Ja, das ging mir genau so. Ich habe auch im richtigen Leben so oft den Drang, einige Kinder einfach mal zu schütteln und ihnen zu sagen, dass sie sich nicht in die Opferrolle drängen lassen sollen, aber das ist in dem Alter leider nicht so leicht. Wie du richtig sagst, die Welt ist voller Außenseiter und im späteren Leben ist das völlig unwichtig. Das Leben bleibt nicht immer ein Schulhof mit Mitschülern, die NUR mobben wollen. Aber wie erklärt man das einem Jungen, der gerade das durchmachen muss? Und wird es ihm helfen, zu wissen, dass das irgendwann aufhören wird? -
Hierzu nun auch gleich noch mein Eindruck:
Die beschriebene Klasse im Westen muss für Falk wirklich die Hölle gewesen sein. So was kann er aus dem Osten ja kaum gekannt haben. Es gab bei uns (und ich komme aus der Provinz, aus Ostberlin kamen einem da noch ganz andere Sachen zu Ohren) gab es zwar natürlich auch Außenseiter unter Lehrern und Mitschülern, die gemobbt wurden, aber insbesondere die Renitenz auf der Klassenfahrt fand ich schon erschreckend!
Seine Hilf- und Wortlosigkeit rührt für mich vor allem daher, dass er sich wahrscheinlich vorkam, wie im falschen Film, die Regeln nicht kannte und ihm als Neuer und dann noch aus dem Osten auch niemand beachtet hat. Er konnte sich ja nur mit den anderen "Losern" zusammentun, auch wenn er einen völlig anderen Hintergrund hatte.
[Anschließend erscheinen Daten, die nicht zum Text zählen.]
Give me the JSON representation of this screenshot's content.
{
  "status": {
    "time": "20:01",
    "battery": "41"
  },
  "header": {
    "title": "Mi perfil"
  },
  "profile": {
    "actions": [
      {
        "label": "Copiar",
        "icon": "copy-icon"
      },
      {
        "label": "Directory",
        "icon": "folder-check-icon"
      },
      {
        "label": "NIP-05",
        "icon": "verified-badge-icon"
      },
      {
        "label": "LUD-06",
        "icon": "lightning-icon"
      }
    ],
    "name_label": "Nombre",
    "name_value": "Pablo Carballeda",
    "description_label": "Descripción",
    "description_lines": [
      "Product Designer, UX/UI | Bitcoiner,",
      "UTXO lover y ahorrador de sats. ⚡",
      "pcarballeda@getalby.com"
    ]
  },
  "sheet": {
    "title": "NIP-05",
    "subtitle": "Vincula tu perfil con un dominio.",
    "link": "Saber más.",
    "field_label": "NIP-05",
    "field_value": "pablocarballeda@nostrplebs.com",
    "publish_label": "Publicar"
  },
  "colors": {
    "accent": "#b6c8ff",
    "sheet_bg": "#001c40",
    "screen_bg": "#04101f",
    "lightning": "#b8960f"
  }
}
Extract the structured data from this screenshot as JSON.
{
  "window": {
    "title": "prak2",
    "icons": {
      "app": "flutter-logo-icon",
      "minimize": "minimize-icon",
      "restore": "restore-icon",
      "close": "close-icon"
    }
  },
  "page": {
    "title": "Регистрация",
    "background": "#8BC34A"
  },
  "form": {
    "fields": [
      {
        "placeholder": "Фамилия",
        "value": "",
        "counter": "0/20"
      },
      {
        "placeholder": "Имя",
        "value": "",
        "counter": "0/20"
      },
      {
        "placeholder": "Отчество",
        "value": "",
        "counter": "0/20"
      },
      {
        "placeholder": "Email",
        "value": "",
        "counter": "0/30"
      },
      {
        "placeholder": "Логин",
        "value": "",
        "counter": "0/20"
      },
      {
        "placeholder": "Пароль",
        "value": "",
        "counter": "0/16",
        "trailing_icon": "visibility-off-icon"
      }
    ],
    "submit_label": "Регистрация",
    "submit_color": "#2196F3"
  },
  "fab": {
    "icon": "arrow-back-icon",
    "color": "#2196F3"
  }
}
Insgesamt fand ich diesen Abschnitt sehr bedrückend und mir ist schleierhaft, wie er sich überhaupt aufraffen konnte, jeden Tag in die Schule zu gehen...
LG,
Babs -
Ich finde es sehr bemerkenswert, dass gleich zwei von Euch die Schuld an Herrn Bonkers Tod nicht bei den Schülern sehen, sondern bei ihm selbst. Natürlich trägt er die Ursache in sich, fraglos, aber unmittelbarer Auslöser war die öffentliche, gezielte Bloßstellung seiner "Neigung", eben die Selbstjustiz der Schüler. Mmh.
Übrigens hängt er nicht mit heruntergelassener Hose am Baum. Seine Beine sind halbnackt, weil er die Wanderkleidung trägt. Den Strick hat er aus seinen Anzughosen angefertigt.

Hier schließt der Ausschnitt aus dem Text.